The Food and Drug Administration issued its long-awaited first regulations on e-cigarettes in 2016. But controversy surrounding them hasn’t exactly vanished in a puff of smoke.
The widely expected move, announced over a year ago in May 2016, requires manufacturers of so-called Electronic Nicotine Delivery Systems, or ENDS – including e-cigarettes and also vaporizers, vape pens and hookah pens – to submit their products to governmental review. The FDA also banned sales of ENDS to minors and will require product packaging and advertising to carry a warning label that the product contains nicotine, and that nicotine is an addictive chemical.
Dr. D.P. Suresh, medical director, heart and vascular at St. Elizabeth Healthcare and an outspoken critic of e-cigarettes, eagerly anticipated pending FDA regulations. “This is not something that is safe,” he said. “This is something that is very harmful.”
E-cigarettes are battery-powered devices that give users nicotine (and other chemicals) in vapor instead of smoke; users call e-cigarette use “vaping.” There were more than 250 brands on the market in 2015, according to the National Institute on Drug Abuse, none subject to federal regulation.
“Use among young people has only continued to climb,” Dr. Suresh said.

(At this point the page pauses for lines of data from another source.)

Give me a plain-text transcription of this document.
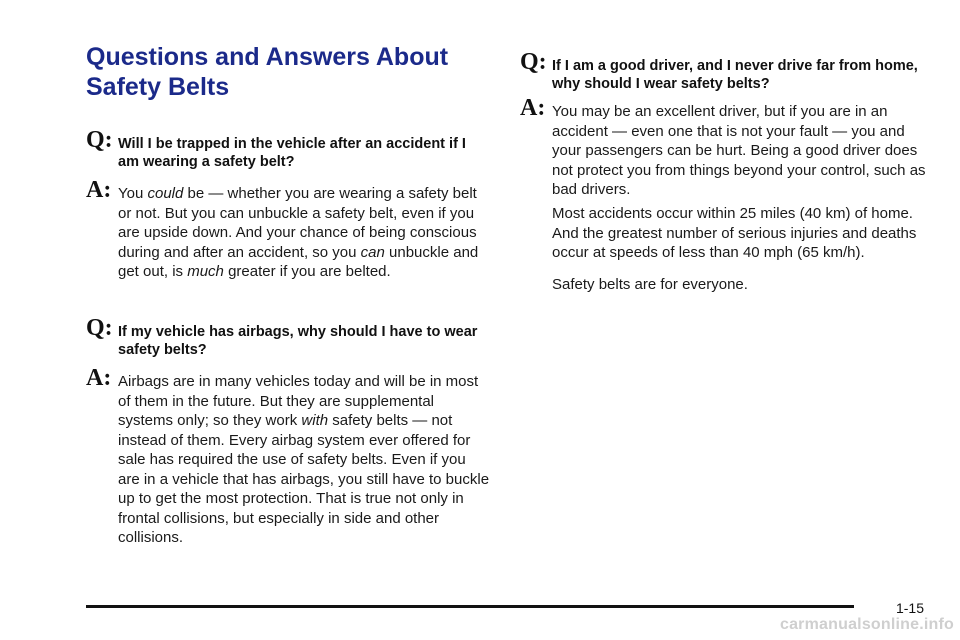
Questions and Answers About Safety Belts
Q: Will I be trapped in the vehicle after an accident if I am wearing a safety belt?

A: You could be — whether you are wearing a safety belt or not. But you can unbuckle a safety belt, even if you are upside down. And your chance of being conscious during and after an accident, so you can unbuckle and get out, is much greater if you are belted.

Q: If my vehicle has airbags, why should I have to wear safety belts?

A: Airbags are in many vehicles today and will be in most of them in the future. But they are supplemental systems only; so they work with safety belts — not instead of them. Every airbag system ever offered for sale has required the use of safety belts. Even if you are in a vehicle that has airbags, you still have to buckle up to get the most protection. That is true not only in frontal collisions, but especially in side and other collisions.

Q: If I am a good driver, and I never drive far from home, why should I wear safety belts?

A: You may be an excellent driver, but if you are in an accident — even one that is not your fault — you and your passengers can be hurt. Being a good driver does not protect you from things beyond your control, such as bad drivers.

Most accidents occur within 25 miles (40 km) of home. And the greatest number of serious injuries and deaths occur at speeds of less than 40 mph (65 km/h).

Safety belts are for everyone.

1-15
carmanualsonline.info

Use of e-cigarettes increased 800 percent amongst teens between 2011 and 2014 with nearly 2.6 million high school and even middle-school students now vaping. In this same time frame, ad spending increased by 1,696 percent as marketers target teens with youth-friendly flavors like bubblegum, fruits, chocolate and latte.

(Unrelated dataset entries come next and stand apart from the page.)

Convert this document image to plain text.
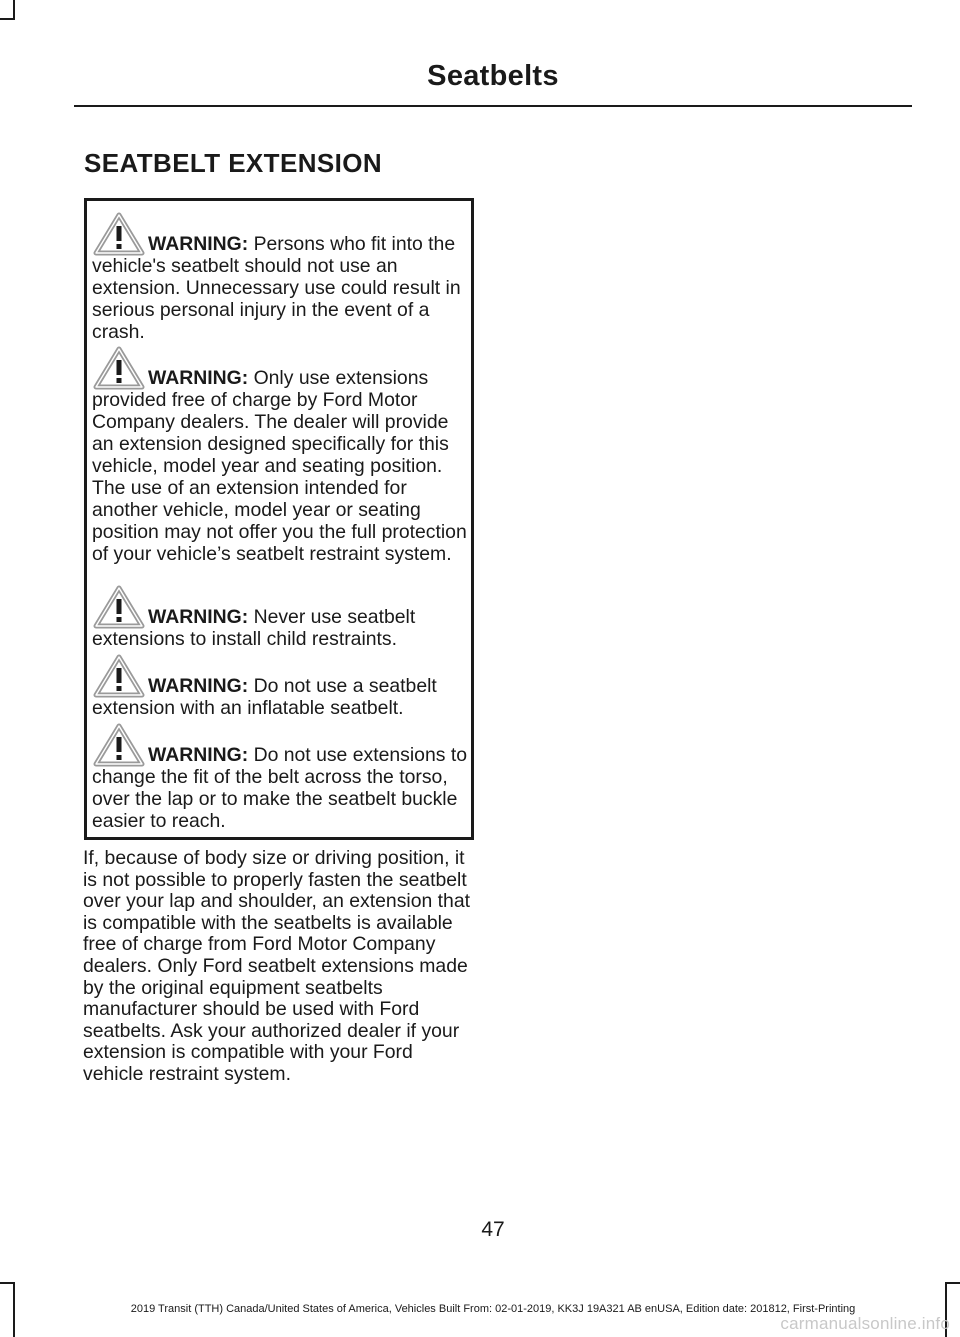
Seatbelts
SEATBELT EXTENSION

WARNING: Persons who fit into the vehicle's seatbelt should not use an extension. Unnecessary use could result in serious personal injury in the event of a crash.

WARNING: Only use extensions provided free of charge by Ford Motor Company dealers. The dealer will provide an extension designed specifically for this vehicle, model year and seating position. The use of an extension intended for another vehicle, model year or seating position may not offer you the full protection of your vehicle’s seatbelt restraint system.

WARNING: Never use seatbelt extensions to install child restraints.

WARNING: Do not use a seatbelt extension with an inflatable seatbelt.

WARNING: Do not use extensions to change the fit of the belt across the torso, over the lap or to make the seatbelt buckle easier to reach.

If, because of body size or driving position, it is not possible to properly fasten the seatbelt over your lap and shoulder, an extension that is compatible with the seatbelts is available free of charge from Ford Motor Company dealers. Only Ford seatbelt extensions made by the original equipment seatbelts manufacturer should be used with Ford seatbelts. Ask your authorized dealer if your extension is compatible with your Ford vehicle restraint system.

47
2019 Transit (TTH) Canada/United States of America, Vehicles Built From: 02-01-2019, KK3J 19A321 AB enUSA, Edition date: 201812, First-Printing
carmanualsonline.info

Starting Aug. 8, stores will be required to check identification of buyers 25 and under, with no one under 18 allowed to buy any tobacco product, including ENDS. Also prohibited are free samples, and vending-machine sales will be limited to places where minors aren’t permitted.

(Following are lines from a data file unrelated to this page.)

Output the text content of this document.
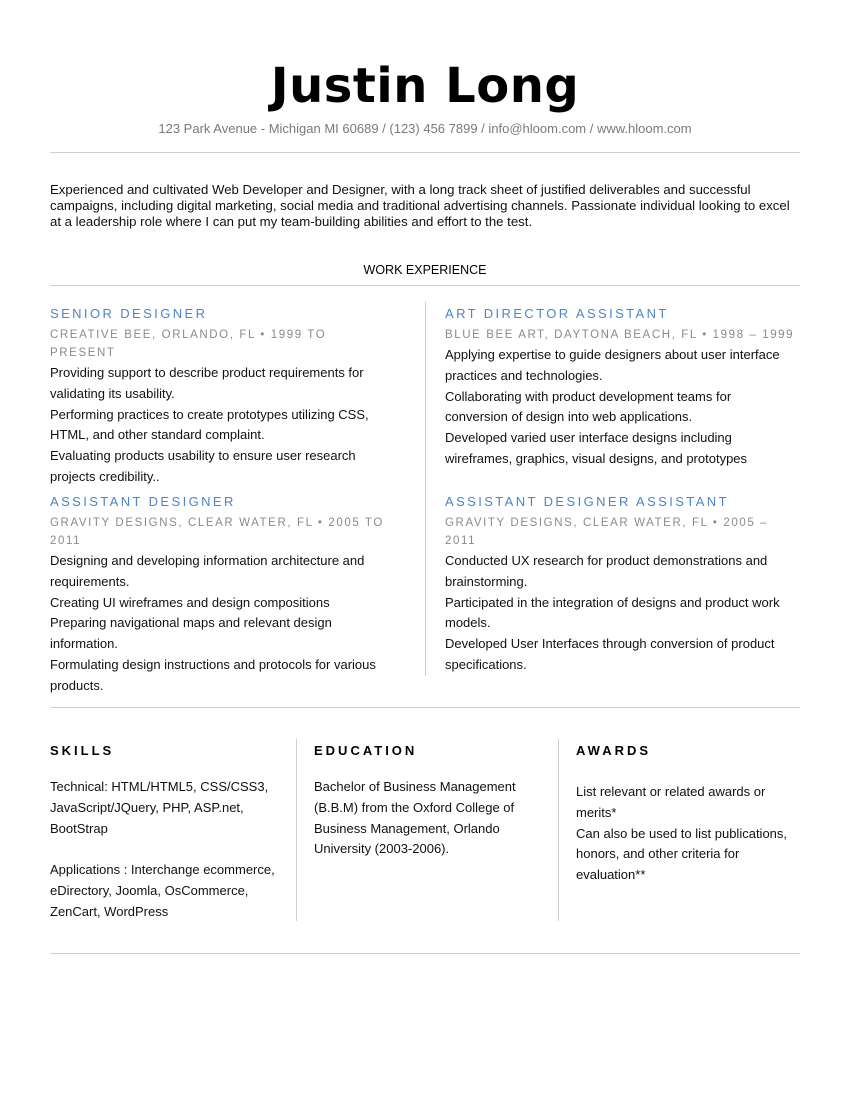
Justin Long
123 Park Avenue - Michigan MI 60689 / (123) 456 7899 / info@hloom.com / www.hloom.com
Experienced and cultivated Web Developer and Designer, with a long track sheet of justified deliverables and successful
campaigns, including digital marketing, social media and traditional advertising channels. Passionate individual looking to excel
at a leadership role where I can put my team-building abilities and effort to the test.
WORK EXPERIENCE
SENIOR DESIGNER
CREATIVE BEE, ORLANDO, FL • 1999 TO PRESENT
Providing support to describe product requirements for
validating its usability.
Performing practices to create prototypes utilizing CSS,
HTML, and other standard complaint.
Evaluating products usability to ensure user research
projects credibility..
ART DIRECTOR ASSISTANT
BLUE BEE ART, DAYTONA BEACH, FL • 1998 – 1999
Applying expertise to guide designers about user interface
practices and technologies.
Collaborating with product development teams for
conversion of design into web applications.
Developed varied user interface designs including
wireframes, graphics, visual designs, and prototypes
ASSISTANT DESIGNER
GRAVITY DESIGNS, CLEAR WATER, FL • 2005 TO 2011
Designing and developing information architecture and
requirements.
Creating UI wireframes and design compositions
Preparing navigational maps and relevant design
information.
Formulating design instructions and protocols for various
products.
ASSISTANT DESIGNER ASSISTANT
GRAVITY DESIGNS, CLEAR WATER, FL • 2005 – 2011
Conducted UX research for product demonstrations and
brainstorming.
Participated in the integration of designs and product work
models.
Developed User Interfaces through conversion of product
specifications.
SKILLS
Technical: HTML/HTML5, CSS/CSS3,
JavaScript/JQuery, PHP, ASP.net,
BootStrap
Applications : Interchange ecommerce,
eDirectory, Joomla, OsCommerce,
ZenCart, WordPress
EDUCATION
Bachelor of Business Management
(B.B.M) from the Oxford College of
Business Management, Orlando
University (2003-2006).
AWARDS
List relevant or related awards or
merits*
Can also be used to list publications,
honors, and other criteria for
evaluation**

Absent federal regulations, there has been no way to measure what one product delivers as opposed to another. Mitch Zeller, director of the FDA’s Center for Tobacco Products, has likened the unregulated industry to the “wild, wild West.”
Over the next two years, any tobacco product manufactured after February 2007, which covers the overwhelming majority of the nascent ENDS industry, must submit products to FDA review of their ingredients and potential health risks.
But critics say this will be a costly burden for what has become a multi-billion dollar industry, and some wonder if it’s worthwhile. A group of seven international experts, writing in the journal (si) Addiction (ei) last month, wondered if perhaps e-cigarettes were getting a bad rap as compared with their notoriously harmful tobacco counterparts.
Suresh, who as president of the board of directors of the American Heart Association, Cincinnati division, has spearheaded a local effort for more awareness and regulation, said there’s no definitive evidence linking e-cigarettes to smoking cessation, or establishing the safety of e-cigarettes.
Rawhide reports teens run a 300 percent increased risk of turning to traditional cigarettes within 12 months of smoking an e-cigarette. Extended use of e-cigarettes may lead to lung damage resulting in problems such as bronchitis and asthma and, despite popular belief otherwise, nicotine addiction.
“They’re absolutely as harmful, if not worse,” Suresh said, citing the potential presence of additional harmful chemicals, like the carcinogen formaldehyde, in liquid and vapor. “The amount of nicotine you get is just as bad, if not worse.”